Es gibt durchaus einzelne Kommunen, die schon auf einem guten Weg sind, aber im Großen und Ganzen fehlen Prozessmechanismen und Standards, über die bei jedem Vorhaben geprüft wird: betrifft es die Belange der Kinder- und Jugendlichen und wird eine Beteiligung gemacht? In der Praxis hängt es hauptsächlich an einzelnen Personen, die darüber entscheiden, ob sie in einen Prozess eine Kinder- und Jugendbeteiligung mit einbauen oder nicht und in welcher Form. Und wenn es mit der Freiwilligkeit oder mit den engagierten Personen nicht klappt, passiert eben nichts. Ob Kinder zu ihrem Recht kommen, hängt noch zu sehr vom Zufall ab. Deshalb wären flächendeckend gesetzliche Verpflichtungen so wichtig.

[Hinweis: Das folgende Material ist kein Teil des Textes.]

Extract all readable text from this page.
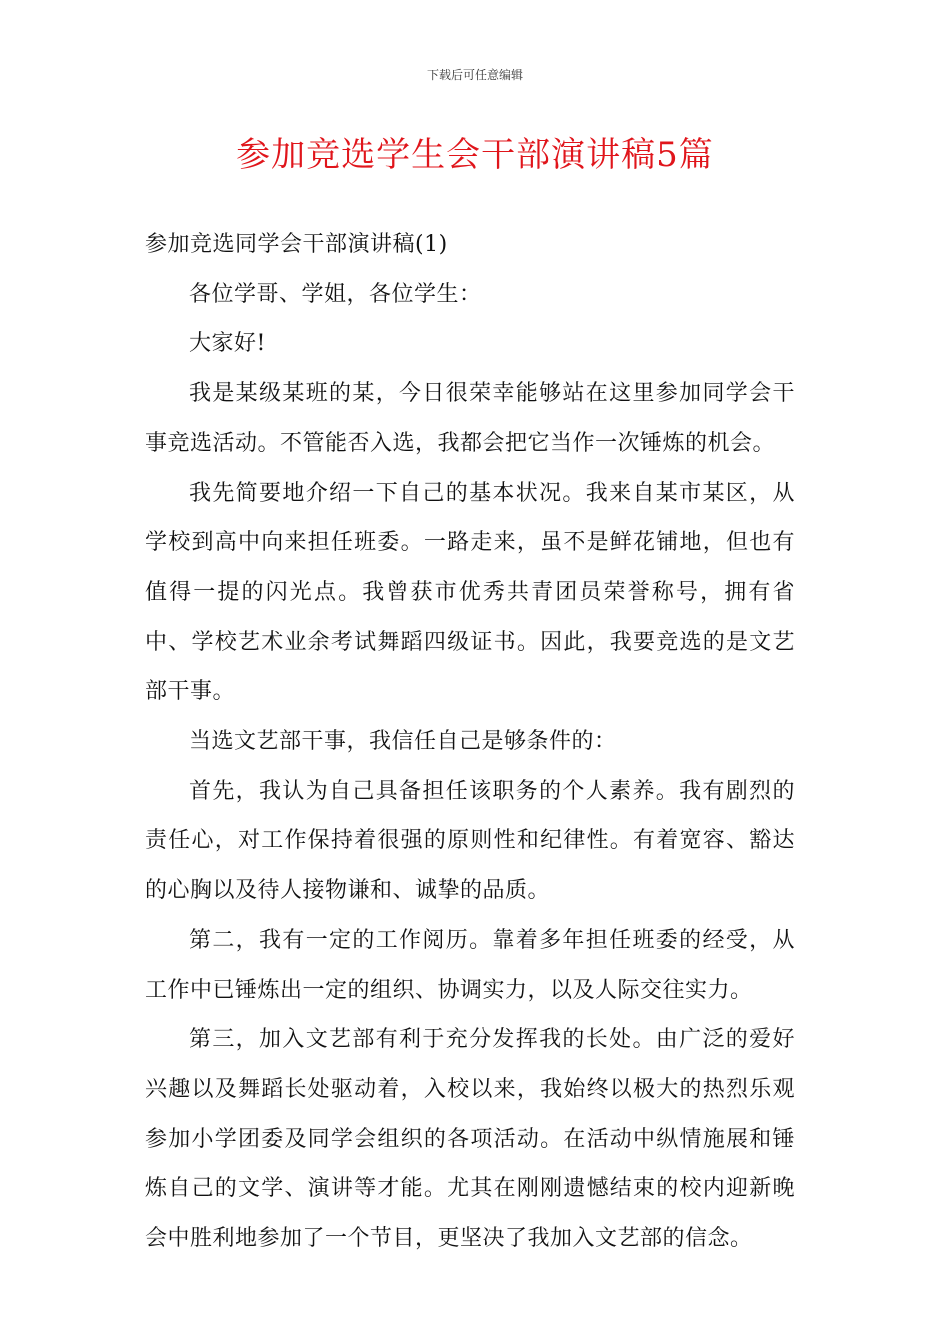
下载后可任意编辑
参加竞选学生会干部演讲稿5篇

参加竞选同学会干部演讲稿(1)

各位学哥、学姐，各位学生：

大家好!

我是某级某班的某，今日很荣幸能够站在这里参加同学会干事竞选活动。不管能否入选，我都会把它当作一次锤炼的机会。

我先简要地介绍一下自己的基本状况。我来自某市某区，从学校到高中向来担任班委。一路走来，虽不是鲜花铺地，但也有值得一提的闪光点。我曾获市优秀共青团员荣誉称号，拥有省中、学校艺术业余考试舞蹈四级证书。因此，我要竞选的是文艺部干事。

当选文艺部干事，我信任自己是够条件的：

首先，我认为自己具备担任该职务的个人素养。我有剧烈的责任心，对工作保持着很强的原则性和纪律性。有着宽容、豁达的心胸以及待人接物谦和、诚挚的品质。

第二，我有一定的工作阅历。靠着多年担任班委的经受，从工作中已锤炼出一定的组织、协调实力，以及人际交往实力。

第三，加入文艺部有利于充分发挥我的长处。由广泛的爱好兴趣以及舞蹈长处驱动着，入校以来，我始终以极大的热烈乐观参加小学团委及同学会组织的各项活动。在活动中纵情施展和锤炼自己的文学、演讲等才能。尤其在刚刚遗憾结束的校内迎新晚会中胜利地参加了一个节目，更坚决了我加入文艺部的信念。
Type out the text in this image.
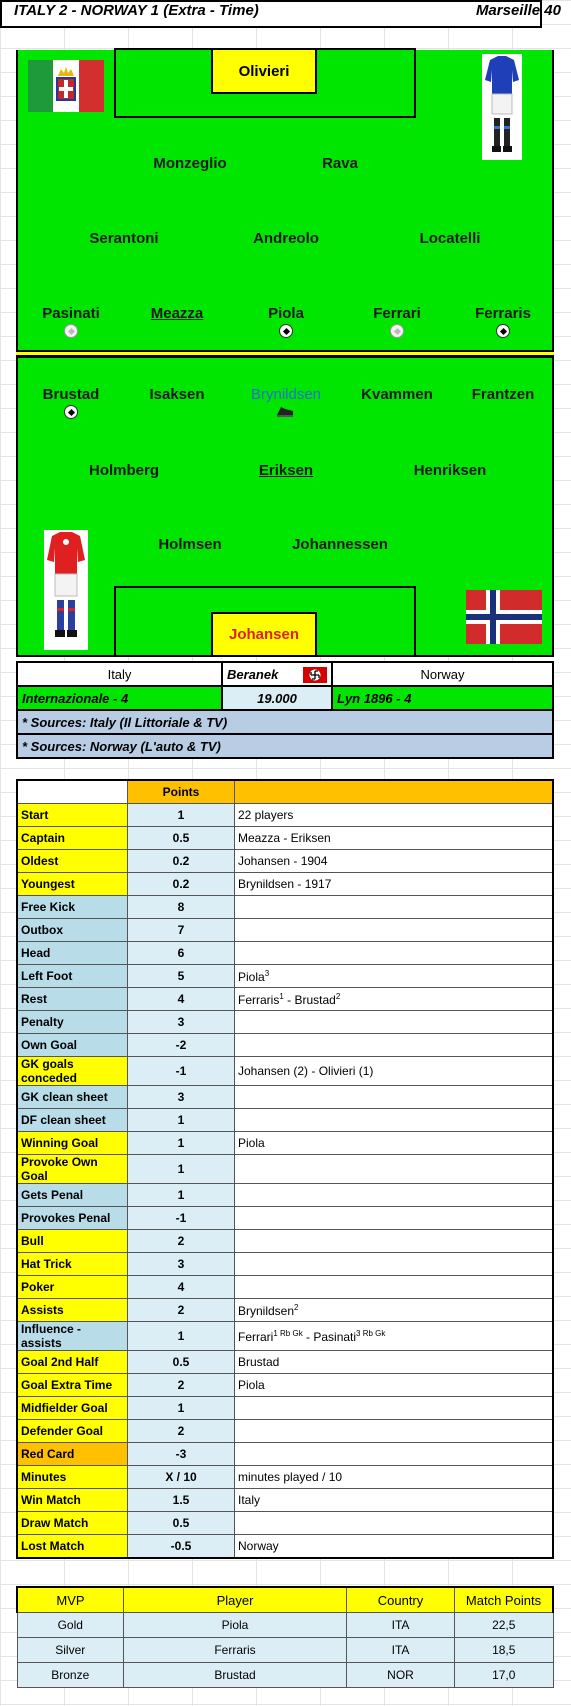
ITALY 2 - NORWAY 1 (Extra - Time)	Marseille 40
Olivieri
Monzeglio	Rava
Serantoni	Andreolo	Locatelli
Pasinati	Meazza	Piola	Ferrari	Ferraris
Brustad	Isaksen	Brynildsen	Kvammen	Frantzen
Holmberg	Eriksen	Henriksen
Holmsen	Johannessen
Johansen
Italy	Beranek	Norway
Internazionale - 4	19.000	Lyn 1896 - 4
* Sources: Italy (Il Littoriale & TV)		
* Sources: Norway (L'auto & TV)		
	Points	
Start	1	22 players
Captain	0.5	Meazza - Eriksen
Oldest	0.2	Johansen - 1904
Youngest	0.2	Brynildsen - 1917
Free Kick	8	
Outbox	7	
Head	6	
Left Foot	5	Piola$^3$
Rest	4	Ferraris$^1$ - Brustad$^2$
Penalty	3	
Own Goal	-2	
GK goals conceded	-1	Johansen (2) - Olivieri (1)
GK clean sheet	3	
DF clean sheet	1	
Winning Goal	1	Piola
Provoke Own Goal	1	
Gets Penal	1	
Provokes Penal	-1	
Bull	2	
Hat Trick	3	
Poker	4	
Assists	2	Brynildsen$^2$
Influence - assists	1	Ferrari$^{1 Rb Gk}$ - Pasinati$^{3 Rb Gk}$
Goal 2nd Half	0.5	Brustad
Goal Extra Time	2	Piola
Midfielder Goal	1	
Defender Goal	2	
Red Card	-3	
Minutes	X / 10	minutes played / 10
Win Match	1.5	Italy
Draw Match	0.5	
Lost Match	-0.5	Norway
MVP	Player	Country	Match Points
Gold	Piola	ITA	22,5
Silver	Ferraris	ITA	18,5
Bronze	Brustad	NOR	17,0
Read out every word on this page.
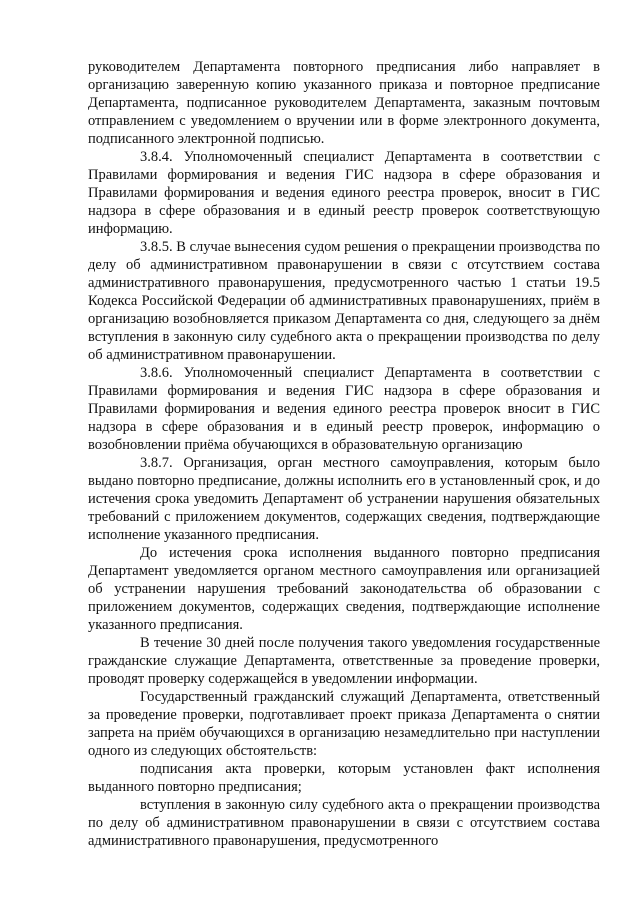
руководителем Департамента повторного предписания либо направляет в организацию заверенную копию указанного приказа и повторное предписание Департамента, подписанное руководителем Департамента, заказным почтовым отправлением с уведомлением о вручении или в форме электронного документа, подписанного электронной подписью.

3.8.4. Уполномоченный специалист Департамента в соответствии с Правилами формирования и ведения ГИС надзора в сфере образования и Правилами формирования и ведения единого реестра проверок, вносит в ГИС надзора в сфере образования и в единый реестр проверок соответствующую информацию.

3.8.5. В случае вынесения судом решения о прекращении производства по делу об административном правонарушении в связи с отсутствием состава административного правонарушения, предусмотренного частью 1 статьи 19.5 Кодекса Российской Федерации об административных правонарушениях, приём в организацию возобновляется приказом Департамента со дня, следующего за днём вступления в законную силу судебного акта о прекращении производства по делу об административном правонарушении.

3.8.6. Уполномоченный специалист Департамента в соответствии с Правилами формирования и ведения ГИС надзора в сфере образования и Правилами формирования и ведения единого реестра проверок вносит в ГИС надзора в сфере образования и в единый реестр проверок, информацию о возобновлении приёма обучающихся в образовательную организацию

3.8.7. Организация, орган местного самоуправления, которым было выдано повторно предписание, должны исполнить его в установленный срок, и до истечения срока уведомить Департамент об устранении нарушения обязательных требований с приложением документов, содержащих сведения, подтверждающие исполнение указанного предписания.

До истечения срока исполнения выданного повторно предписания Департамент уведомляется органом местного самоуправления или организацией об устранении нарушения требований законодательства об образовании с приложением документов, содержащих сведения, подтверждающие исполнение указанного предписания.

В течение 30 дней после получения такого уведомления государственные гражданские служащие Департамента, ответственные за проведение проверки, проводят проверку содержащейся в уведомлении информации.

Государственный гражданский служащий Департамента, ответственный за проведение проверки, подготавливает проект приказа Департамента о снятии запрета на приём обучающихся в организацию незамедлительно при наступлении одного из следующих обстоятельств:

подписания акта проверки, которым установлен факт исполнения выданного повторно предписания;

вступления в законную силу судебного акта о прекращении производства по делу об административном правонарушении в связи с отсутствием состава административного правонарушения, предусмотренного
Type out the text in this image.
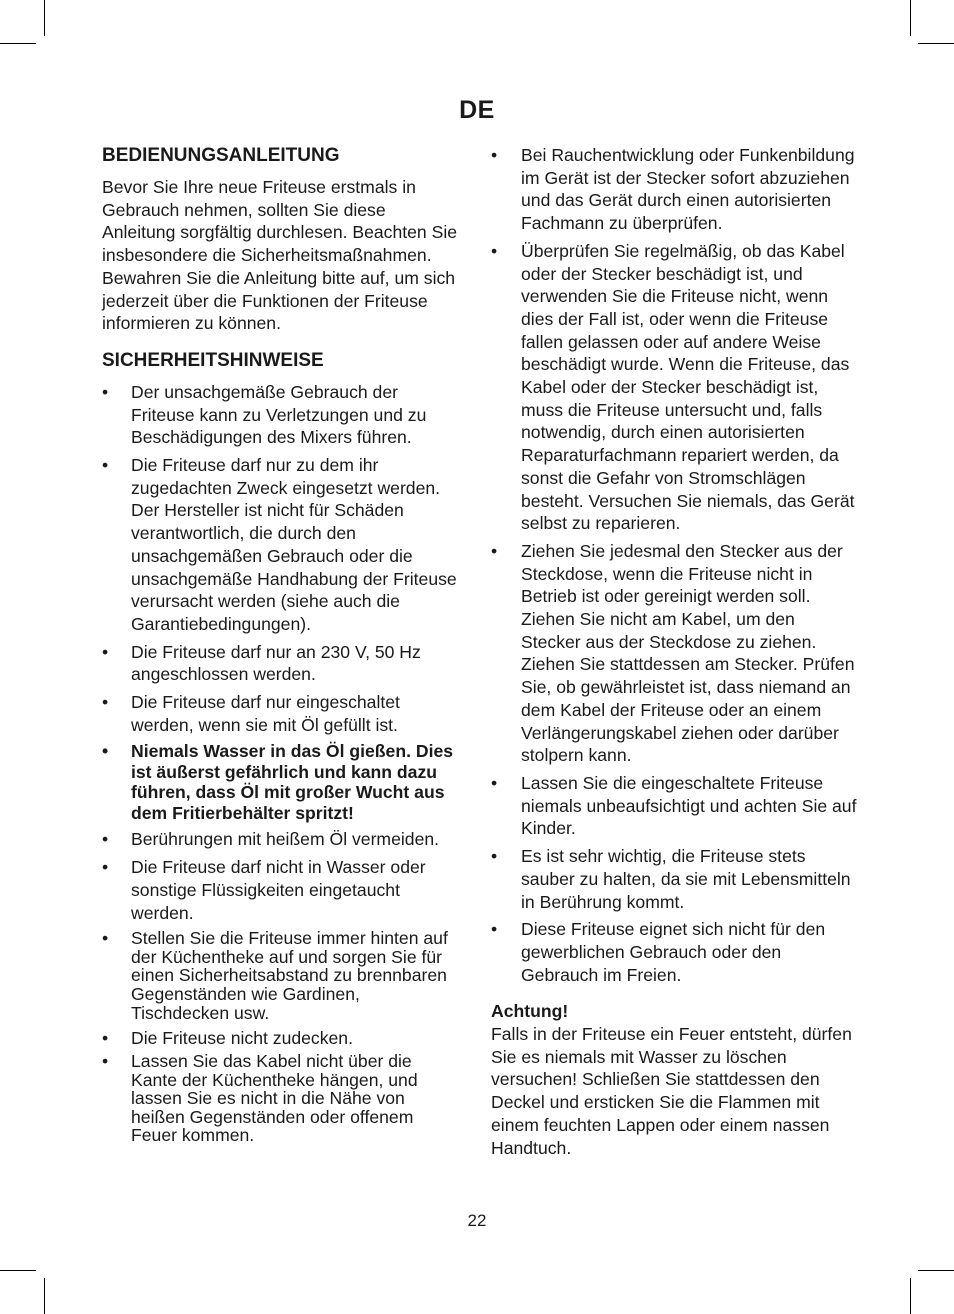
DE
BEDIENUNGSANLEITUNG

Bevor Sie Ihre neue Friteuse erstmals in Gebrauch nehmen, sollten Sie diese Anleitung sorgfältig durchlesen. Beachten Sie insbesondere die Sicherheitsmaßnahmen. Bewahren Sie die Anleitung bitte auf, um sich jederzeit über die Funktionen der Friteuse informieren zu können.

SICHERHEITSHINWEISE
• Der unsachgemäße Gebrauch der Friteuse kann zu Verletzungen und zu Beschädigungen des Mixers führen.
• Die Friteuse darf nur zu dem ihr zugedachten Zweck eingesetzt werden. Der Hersteller ist nicht für Schäden verantwortlich, die durch den unsachgemäßen Gebrauch oder die unsachgemäße Handhabung der Friteuse verursacht werden (siehe auch die Garantiebedingungen).
• Die Friteuse darf nur an 230 V, 50 Hz angeschlossen werden.
• Die Friteuse darf nur eingeschaltet werden, wenn sie mit Öl gefüllt ist.
• Niemals Wasser in das Öl gießen. Dies ist äußerst gefährlich und kann dazu führen, dass Öl mit großer Wucht aus dem Fritierbehälter spritzt!
• Berührungen mit heißem Öl vermeiden.
• Die Friteuse darf nicht in Wasser oder sonstige Flüssigkeiten eingetaucht werden.
• Stellen Sie die Friteuse immer hinten auf der Küchentheke auf und sorgen Sie für einen Sicherheitsabstand zu brennbaren Gegenständen wie Gardinen, Tischdecken usw.
• Die Friteuse nicht zudecken.
• Lassen Sie das Kabel nicht über die Kante der Küchentheke hängen, und lassen Sie es nicht in die Nähe von heißen Gegenständen oder offenem Feuer kommen.
• Bei Rauchentwicklung oder Funkenbildung im Gerät ist der Stecker sofort abzuziehen und das Gerät durch einen autorisierten Fachmann zu überprüfen.
• Überprüfen Sie regelmäßig, ob das Kabel oder der Stecker beschädigt ist, und verwenden Sie die Friteuse nicht, wenn dies der Fall ist, oder wenn die Friteuse fallen gelassen oder auf andere Weise beschädigt wurde. Wenn die Friteuse, das Kabel oder der Stecker beschädigt ist, muss die Friteuse untersucht und, falls notwendig, durch einen autorisierten Reparaturfachmann repariert werden, da sonst die Gefahr von Stromschlägen besteht. Versuchen Sie niemals, das Gerät selbst zu reparieren.
• Ziehen Sie jedesmal den Stecker aus der Steckdose, wenn die Friteuse nicht in Betrieb ist oder gereinigt werden soll. Ziehen Sie nicht am Kabel, um den Stecker aus der Steckdose zu ziehen. Ziehen Sie stattdessen am Stecker. Prüfen Sie, ob gewährleistet ist, dass niemand an dem Kabel der Friteuse oder an einem Verlängerungskabel ziehen oder darüber stolpern kann.
• Lassen Sie die eingeschaltete Friteuse niemals unbeaufsichtigt und achten Sie auf Kinder.
• Es ist sehr wichtig, die Friteuse stets sauber zu halten, da sie mit Lebensmitteln in Berührung kommt.
• Diese Friteuse eignet sich nicht für den gewerblichen Gebrauch oder den Gebrauch im Freien.
Achtung!
Falls in der Friteuse ein Feuer entsteht, dürfen Sie es niemals mit Wasser zu löschen versuchen! Schließen Sie stattdessen den Deckel und ersticken Sie die Flammen mit einem feuchten Lappen oder einem nassen Handtuch.
22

Das Deutsche Kinderhilfswerk bildet selbst jährlich Prozessmoderatoren für Kinder- und Jugendbeteiligungsverfahren aus und bietet mit seiner Fachstelle Kinder- und Jugendbeteiligung Beratungsleistungen für Kommunen an. Außerdem können über die verschiedenen Förder- und Länderfonds des Deutschen Kinderhilfswerks  auch finanzielle Mittel für die Durchführung von Beteiligungsprojekten beantragt werden.


Die Rechte von Kindern sind doch in der UN Kinderrechtskonvention festgeschrieben. Warum reicht das nicht aus?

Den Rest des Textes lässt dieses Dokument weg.